GakTrizzy has over 137,000 subscribers on the Xvideos porn site and is currently ranked the 23rd top US model on the site. The East Oakland rapper, also known as “Ding a Ling,” is a larger-than-life presence, with big, hanging tresses and a body and face completely scuffed with tattoos. He’s released a handful of street singles on TheThizzler’s Youtube channel over the past year, but none compare to the heartbreaking “Nightmare in Miami,” where Gak finds he can’t top his trauma with geographic relocation. Gak thought he would be happy with a move to Florida, but the nightmares remain. “Good weather, nightmares in Florida”, he laments, before describing his reality, “they killed my cousin, I was young like Bambi.” There’s a real emotional weight to his voice, starting with his first screams as the beat picks up. The writing is wry and funny in a way that lends itself well to the seriousness of its belted melodies. Gak is one of those rare artists who cannot be easily placed in a single box, easily surpassing any attempt at categorization.

I can’t think of any porn star who’s managed to pivot into rapping, although it’s probably not unheard of. The truth is usually that an artist needs to release a hit song before their sex tapes leak to positive or negative attention. There are of course examples of artists hosting adult films, with 50 Cent and Snoop Dogg coming to mind, the latter being sued in 2003 by two underage girls who appeared on the cover of a film. on the subject of Doggystyle. Girls Gone Wild DVD. (An undisclosed settlement was reached the following year.) More recently, Young MA even made her own erotic film, Giftwhich premiered on Pornhub in 2018. If Gak can keep making laborious music like “Nightmare in Miami,” he might be ready to break the cycle, paving a rare path for adult movie stars looking to escape a exploitation industry for another.



On “Free Slatt,” LottaCash Desto sounds like a cross between Pooh Shiesty and Valee, combining a menacing Southern drawl with a slippery lyrical dexterity that bleeds one line into the other. The beat, produced by SoMuchSauce Productions, features the kind of simple, piano-heavy looping that first appealed to listeners of artists like Jimmy Wopo and the aforementioned Pooh Shiesty. It’s hard not to be mesmerized by her rapping as she mutters “If I don’t slow down, you ain’t gotta get me, I keep pouring 4 on my kidney,” while flying through her state of Tennessee origin in a lime green Lamborghini.
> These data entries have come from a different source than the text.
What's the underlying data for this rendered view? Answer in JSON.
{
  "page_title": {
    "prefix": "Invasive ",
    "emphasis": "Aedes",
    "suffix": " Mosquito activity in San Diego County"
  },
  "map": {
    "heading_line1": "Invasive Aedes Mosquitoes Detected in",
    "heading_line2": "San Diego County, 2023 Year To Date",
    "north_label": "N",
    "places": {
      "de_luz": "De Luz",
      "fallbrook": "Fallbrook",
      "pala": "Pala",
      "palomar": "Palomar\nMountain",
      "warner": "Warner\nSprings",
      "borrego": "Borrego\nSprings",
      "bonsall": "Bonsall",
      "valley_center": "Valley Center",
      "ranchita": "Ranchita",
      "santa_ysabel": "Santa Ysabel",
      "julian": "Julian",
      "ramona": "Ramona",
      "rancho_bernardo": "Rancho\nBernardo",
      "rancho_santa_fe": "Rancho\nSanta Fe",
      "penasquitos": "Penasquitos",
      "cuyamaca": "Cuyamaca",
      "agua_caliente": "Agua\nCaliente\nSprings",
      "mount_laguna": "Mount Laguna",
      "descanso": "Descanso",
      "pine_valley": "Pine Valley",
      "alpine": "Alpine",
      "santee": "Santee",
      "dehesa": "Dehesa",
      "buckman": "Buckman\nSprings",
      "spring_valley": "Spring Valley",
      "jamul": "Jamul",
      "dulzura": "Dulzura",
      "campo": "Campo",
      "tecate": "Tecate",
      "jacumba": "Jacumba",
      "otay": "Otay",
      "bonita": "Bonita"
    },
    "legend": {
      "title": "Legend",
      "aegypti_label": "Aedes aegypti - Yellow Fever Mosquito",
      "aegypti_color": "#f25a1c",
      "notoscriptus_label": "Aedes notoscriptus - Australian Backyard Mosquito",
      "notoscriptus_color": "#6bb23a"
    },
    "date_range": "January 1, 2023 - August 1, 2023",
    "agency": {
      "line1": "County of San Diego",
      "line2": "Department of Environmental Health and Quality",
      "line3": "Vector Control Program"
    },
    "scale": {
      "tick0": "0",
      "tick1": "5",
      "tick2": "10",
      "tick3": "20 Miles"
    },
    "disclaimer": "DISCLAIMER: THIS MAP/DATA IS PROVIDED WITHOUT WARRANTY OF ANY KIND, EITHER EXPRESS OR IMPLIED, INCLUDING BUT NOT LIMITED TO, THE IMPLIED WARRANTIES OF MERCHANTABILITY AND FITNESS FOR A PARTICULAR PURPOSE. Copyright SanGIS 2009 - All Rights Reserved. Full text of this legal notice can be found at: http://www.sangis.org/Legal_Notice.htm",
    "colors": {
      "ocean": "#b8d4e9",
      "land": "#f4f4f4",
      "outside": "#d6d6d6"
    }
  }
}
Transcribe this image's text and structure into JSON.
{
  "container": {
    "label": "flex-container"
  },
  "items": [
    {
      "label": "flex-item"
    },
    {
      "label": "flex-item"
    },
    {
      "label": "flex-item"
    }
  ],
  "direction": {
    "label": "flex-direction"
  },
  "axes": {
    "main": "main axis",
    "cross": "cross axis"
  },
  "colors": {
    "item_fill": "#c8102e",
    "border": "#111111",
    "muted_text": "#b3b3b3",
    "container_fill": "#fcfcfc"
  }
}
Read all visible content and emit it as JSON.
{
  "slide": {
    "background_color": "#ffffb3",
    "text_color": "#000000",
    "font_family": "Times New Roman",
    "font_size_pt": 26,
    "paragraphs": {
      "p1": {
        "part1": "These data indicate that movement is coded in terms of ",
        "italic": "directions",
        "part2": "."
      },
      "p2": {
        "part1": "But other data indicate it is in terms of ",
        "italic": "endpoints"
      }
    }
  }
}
Desto was tragically killed earlier this week in Houston. Not much is known about the incident, but it’s safe to say it’s a huge loss to the hip-hop community and it’s tragic to see such a brilliant artistic light fade at a pivotal time in his career. .



BigXthePlug standing next to Maxo Kream looks like a before and after photo with one rapper having already achieved mainstream success and the other on his way up. The Texas-based artists also complement each other musically. The “Safehouse” remix elevates what was already a certified street single into another realm with a rejuvenated Maxo Kream offering deadpan alliteration and violent flex. But it’s BigX that steals the show, with lines like “I’m going too fast with this shit, Ricky Bobby, I’m tied up like it’s part of my body” and “this shit jostling in my body, but if I am ‘If I don’t return this package, I’m stealing the party.



Sauce Walka joins Big Sad 1900 for the official remix of his regional hit, “Gang Members,” which he likely recorded during his now infamous trip to Los Angeles this month. Sauce is the perfect feature for one of Big Sad’s most poignant singles, the original taking a merciless look at the sacrifices and danger of joining a gang. Big Sad’s proud nature and nuanced understanding of his story keep his music from sounding repetitive and superficial. Sauce fits right in with bars about unfair sentencing for felons caught in possession of a gun. “I never had bail, it’s that shit that happens when a criminal touches guns, probably never sees the sun.” Even if you have a non-violent felony, being in possession of a gun will likely cost you at least five years in jail without the possibility of bail or bail due to your probation. It’s a way for lawmakers to keep the revolving door of justice moving and recidivism high.